Aucune des cibles de protection de la biodiversité de l’ONU atteinte en 2020
Aucune des cibles de protection de la biodiversité fixées par l’ONU n’a été atteinte, selon un rapport dévoilé mardi. Et le Canada ne fait pas exception.
« Les cibles mondiales pour 2020 ne seront pas atteintes », explique Olivier Kölmel, chargé de la campagne Nature & Alimentation chez Greenpeace Canada. « Au Canada, seulement 11,4 % du territoire est protégé, alors on n’atteindra pas la cible de 17 % d’ici la fin de 2020. Et pour 2030, la cible est de 30 %. »
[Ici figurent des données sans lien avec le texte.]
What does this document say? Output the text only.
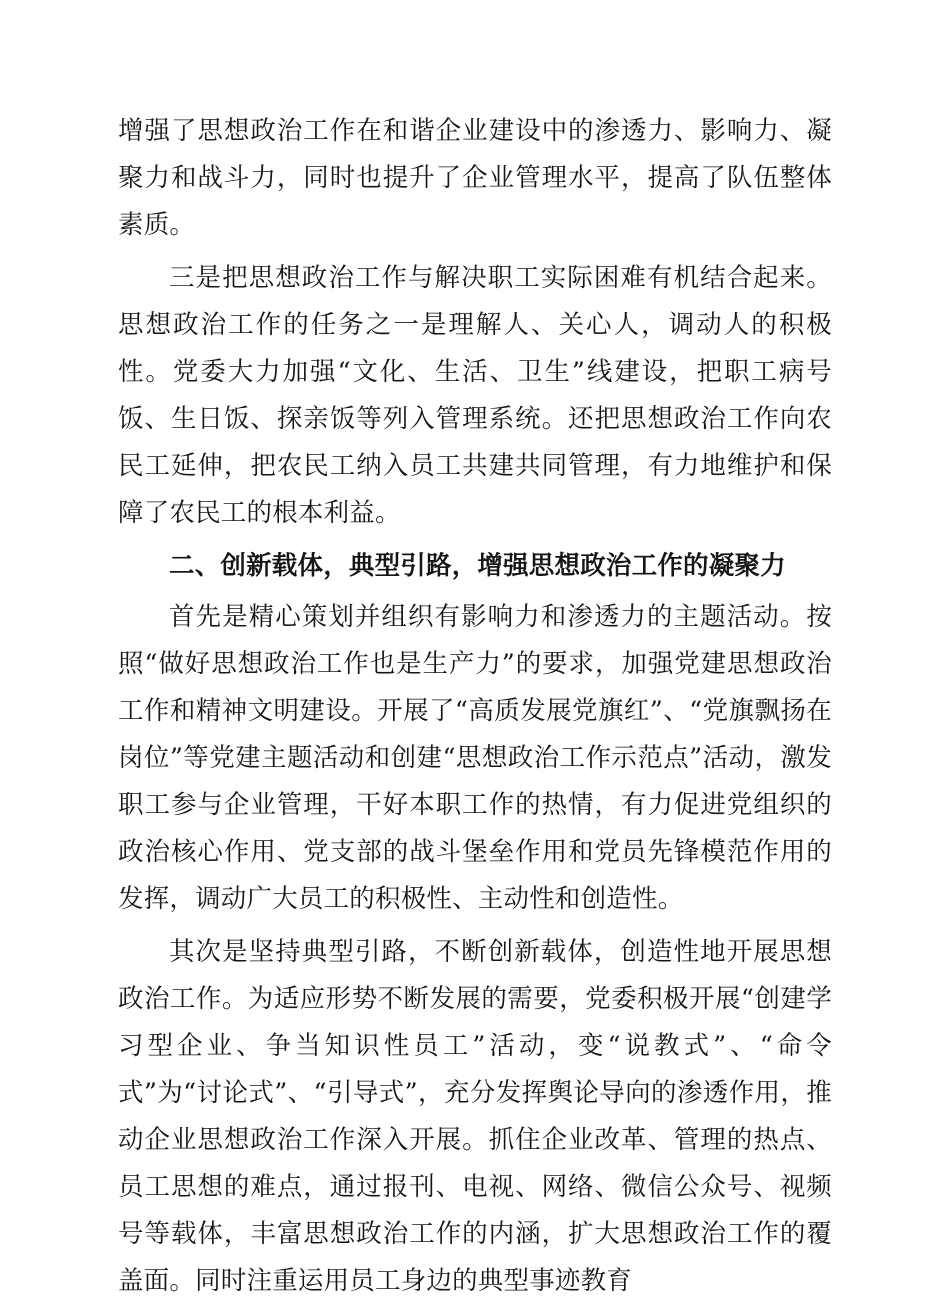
增强了思想政治工作在和谐企业建设中的渗透力、影响力、凝聚力和战斗力，同时也提升了企业管理水平，提高了队伍整体素质。

三是把思想政治工作与解决职工实际困难有机结合起来。思想政治工作的任务之一是理解人、关心人，调动人的积极性。党委大力加强“文化、生活、卫生”线建设，把职工病号饭、生日饭、探亲饭等列入管理系统。还把思想政治工作向农民工延伸，把农民工纳入员工共建共同管理，有力地维护和保障了农民工的根本利益。

二、创新载体，典型引路，增强思想政治工作的凝聚力

首先是精心策划并组织有影响力和渗透力的主题活动。按照“做好思想政治工作也是生产力”的要求，加强党建思想政治工作和精神文明建设。开展了“高质发展党旗红”、“党旗飘扬在岗位”等党建主题活动和创建“思想政治工作示范点”活动，激发职工参与企业管理，干好本职工作的热情，有力促进党组织的政治核心作用、党支部的战斗堡垒作用和党员先锋模范作用的发挥，调动广大员工的积极性、主动性和创造性。

其次是坚持典型引路，不断创新载体，创造性地开展思想政治工作。为适应形势不断发展的需要，党委积极开展“创建学习型企业、争当知识性员工”活动，变“说教式”、“命令式”为“讨论式”、“引导式”，充分发挥舆论导向的渗透作用，推动企业思想政治工作深入开展。抓住企业改革、管理的热点、员工思想的难点，通过报刊、电视、网络、微信公众号、视频号等载体，丰富思想政治工作的内涵，扩大思想政治工作的覆盖面。同时注重运用员工身边的典型事迹教育
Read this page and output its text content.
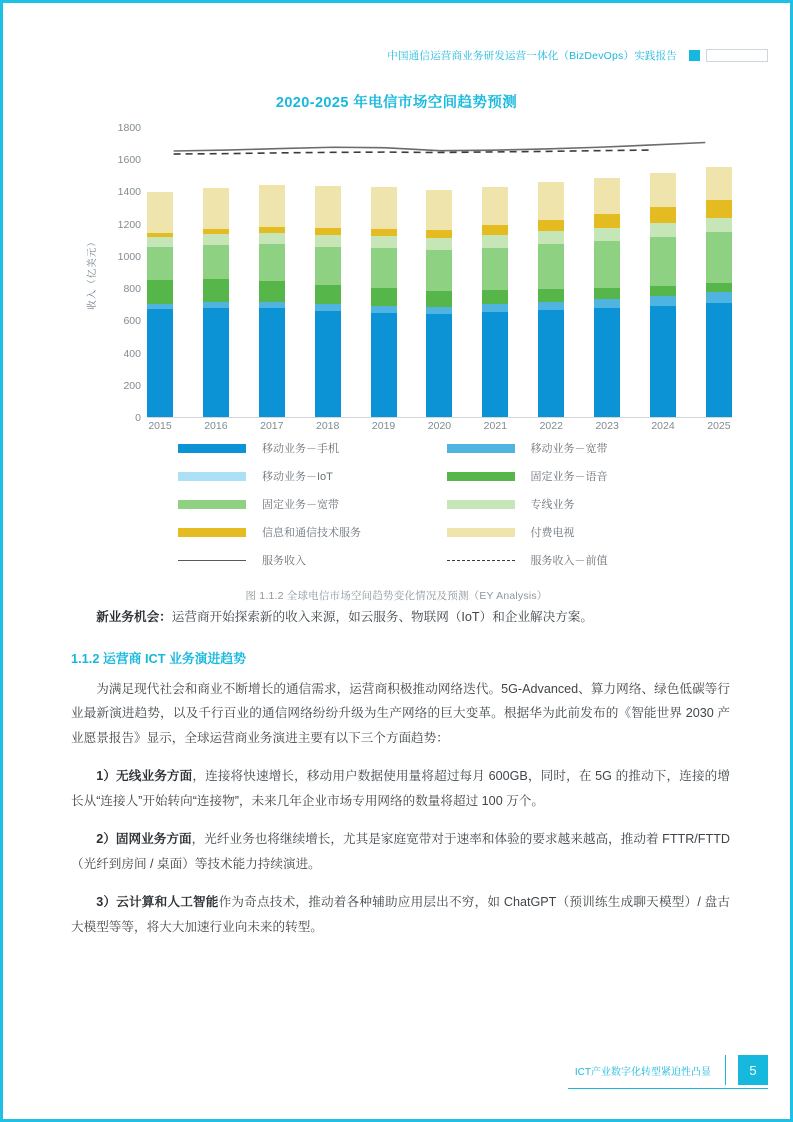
中国通信运营商业务研发运营一体化（BizDevOps）实践报告
2020-2025 年电信市场空间趋势预测
收入（亿美元）
0
200
400
600
800
1000
1200
1400
1600
1800
2015	2016	2017	2018	2019	2020	2021	2022	2023	2024	2025
移动业务－手机	移动业务－宽带
移动业务－IoT	固定业务－语音
固定业务－宽带	专线业务
信息和通信技术服务	付费电视
服务收入	服务收入－前值
图 1.1.2 全球电信市场空间趋势变化情况及预测（EY Analysis）

新业务机会：运营商开始探索新的收入来源，如云服务、物联网（IoT）和企业解决方案。

1.1.2 运营商 ICT 业务演进趋势

为满足现代社会和商业不断增长的通信需求，运营商积极推动网络迭代。5G-Advanced、算力网络、绿色低碳等行业最新演进趋势，以及千行百业的通信网络纷纷升级为生产网络的巨大变革。根据华为此前发布的《智能世界 2030 产业愿景报告》显示，全球运营商业务演进主要有以下三个方面趋势：

1）无线业务方面，连接将快速增长，移动用户数据使用量将超过每月 600GB，同时，在 5G 的推动下，连接的增长从“连接人”开始转向“连接物”，未来几年企业市场专用网络的数量将超过 100 万个。

2）固网业务方面，光纤业务也将继续增长，尤其是家庭宽带对于速率和体验的要求越来越高，推动着 FTTR/FTTD（光纤到房间 / 桌面）等技术能力持续演进。

3）云计算和人工智能作为奇点技术，推动着各种辅助应用层出不穷，如 ChatGPT（预训练生成聊天模型）/ 盘古大模型等等，将大大加速行业向未来的转型。

ICT产业数字化转型紧迫性凸显	5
Près de 10 % des 170 signataires de la Convention sur la biodiversité (CBD) dépasseront ces cibles en 2020, selon le rapport du Secrétariat de la CBD. Elles faisaient partie de 20 objectifs convenus en 2010 à Aichi, au Japon. Les cibles pour 2030 seront clarifiées lors d’une réunion en 2021 en Chine. Les États-Unis n’ont pas signé la Convention.
Le Canada est mieux placé sur le plan de la protection de ses zones maritimes, avec un bilan de 8 % à 9 % actuellement, contre une cible de 10 % pour la fin de 2020, selon M. Kölmel.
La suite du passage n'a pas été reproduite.